Marine reserves are “a crucial part of the solution” if coral reefs are to be saved from a mounting range of threats to their existence, a new study suggests.
Hope that warm-water coral reefs can survive a mounting array of threats has been provided, scientists said, by their unexpected resilience.
However, with climate change adding to an already long list of man-made threats, governments need to step in to protect reefs, the paper in the journal Science urges.
Bleaching caused as climate change leads to warmer waters and acidification is regarded as the biggest threat to the survival of the reefs.
In 1998, driven by the El Niño system, bleaching caused widespread mortality among corals globally. Similarly widespread levels of bleaching are forecast by the National Oceanic and Atmospheric Administration (NOAA) this year and into 2016.
Dr Mark Spalding, of the universities of Cambridge and Siena, led the study and said that some corals made an unexpectedly strong recovery from the 1998 bleaching.
However, if they are to continue to survive El Niño warming events they need to be given a “breathing space” from the man-made threats including overfishing and pollution while the bigger problem of climate change can be tackled.
The study highlighted the recovery of corals in the Chagos Archipelago, in the Indian Ocean, which in a deal brokered by BLUE was established as the world’s largest ‘no take’ marine reserve. The recovery of coral reefs in the Seychelles where there are several smaller protected areas, was also cited.
Dr Spalding told BLUE that protected areas of the seas are vital to the future of coral reefs: “They are absolutely part of the solution, a critical part of the solution.”
He said that reefs have always faced a variety of threats which can leave them badly damaged – some natural like tsunamis and storms, others man-made such as overfishing – but have usually been able to bounce back.

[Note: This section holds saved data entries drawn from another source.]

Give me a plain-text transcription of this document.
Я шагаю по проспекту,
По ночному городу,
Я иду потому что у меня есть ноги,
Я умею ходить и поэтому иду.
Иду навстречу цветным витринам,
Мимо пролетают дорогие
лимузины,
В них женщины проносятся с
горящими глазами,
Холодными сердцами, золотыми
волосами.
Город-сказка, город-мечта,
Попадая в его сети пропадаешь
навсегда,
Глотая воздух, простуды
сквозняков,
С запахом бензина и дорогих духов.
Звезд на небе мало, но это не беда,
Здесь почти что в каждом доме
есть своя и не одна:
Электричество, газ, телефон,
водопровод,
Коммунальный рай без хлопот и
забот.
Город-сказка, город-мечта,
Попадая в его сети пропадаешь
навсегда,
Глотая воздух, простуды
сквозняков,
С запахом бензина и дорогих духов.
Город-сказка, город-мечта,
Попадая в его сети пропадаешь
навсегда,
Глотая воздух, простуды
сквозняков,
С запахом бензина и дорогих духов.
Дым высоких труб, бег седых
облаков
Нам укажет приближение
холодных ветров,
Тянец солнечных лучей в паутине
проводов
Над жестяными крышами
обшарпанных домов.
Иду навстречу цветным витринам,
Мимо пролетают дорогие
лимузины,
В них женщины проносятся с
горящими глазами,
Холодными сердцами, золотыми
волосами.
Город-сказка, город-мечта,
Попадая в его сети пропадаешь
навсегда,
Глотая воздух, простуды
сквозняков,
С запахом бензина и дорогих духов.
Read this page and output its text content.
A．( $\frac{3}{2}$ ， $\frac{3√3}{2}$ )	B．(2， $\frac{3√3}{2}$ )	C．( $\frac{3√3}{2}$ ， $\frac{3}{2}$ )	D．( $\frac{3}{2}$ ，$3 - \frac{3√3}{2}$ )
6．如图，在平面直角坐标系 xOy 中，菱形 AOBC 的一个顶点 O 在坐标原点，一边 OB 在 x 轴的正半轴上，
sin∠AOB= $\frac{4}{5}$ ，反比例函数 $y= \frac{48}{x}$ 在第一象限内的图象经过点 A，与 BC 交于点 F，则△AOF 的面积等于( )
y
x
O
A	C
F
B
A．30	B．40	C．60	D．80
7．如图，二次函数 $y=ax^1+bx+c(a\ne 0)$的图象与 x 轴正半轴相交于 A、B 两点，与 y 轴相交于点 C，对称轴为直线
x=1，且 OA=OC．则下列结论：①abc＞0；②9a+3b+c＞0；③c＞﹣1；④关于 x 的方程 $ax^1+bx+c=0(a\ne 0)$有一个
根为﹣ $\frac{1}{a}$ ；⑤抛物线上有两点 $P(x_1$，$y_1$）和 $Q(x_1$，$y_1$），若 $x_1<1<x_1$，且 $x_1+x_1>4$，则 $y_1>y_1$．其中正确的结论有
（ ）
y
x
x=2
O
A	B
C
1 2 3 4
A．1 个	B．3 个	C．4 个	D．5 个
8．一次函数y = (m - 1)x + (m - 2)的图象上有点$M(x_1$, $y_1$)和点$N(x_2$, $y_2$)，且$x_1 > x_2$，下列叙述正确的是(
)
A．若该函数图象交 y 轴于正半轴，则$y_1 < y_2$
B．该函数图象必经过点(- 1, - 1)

Climate change, however, adds another level of threat: “That’s where marine reserves come in. They reduce the background array of threats. There are things we can do to reduce the stresses.
“But the reserves have to be big enough, in the right place and they have to be enforced. That’s a huge challenge.
“This isn’t the silver bullet that will save the coral reefs. We are talking about trying to get a breathing space to save some reefs.”
Nevertheless, he was encouraged by the resilience displayed by coral reefs over the last 15 years.
In the study published in Science he and co-author Dr Barbara Brown, of the universities of Newcastle and Thurso, spoke of their hope: “Many reefs….have a high capacity for recovery, and after a perturbation they typically return to previous levels of coral cover. After severe bleaching, coral cover can return within a decade.
“The challenge comes when severe perturbations become too frequent to allow full recovery or
when multiple perturbations occur at the same time.
“It is perhaps naïve to try and hold any ecosystem in a pre-Anthropocene state, but equally it is too early to proclaim the end of coral reefs.
“Without the stabilization of greenhouse gas concentrations, it seems inevitable that many of the world’s coral reefs will become nonaccreting habitats—they will, based on most common definitions, cease to be coral reefs.
“The main drivers of current reef decline—pollution, overfishing, sedimentation, and direct destruction—may be just as influential in the near term as climate drivers in the long term.
“Concerted efforts by governments with jurisdiction over coral reefs may be able to manage these direct threats. This could win critical time both for adaptation and, crucially, for the global community to act on stabilizing and reducing emissions.”
And in a separate blog, Dr Spalding added: “It’s hard to keep optimistic in the face of all these challenges, but it’s not the end for reefs. We still have reasons to hope, if we act now.”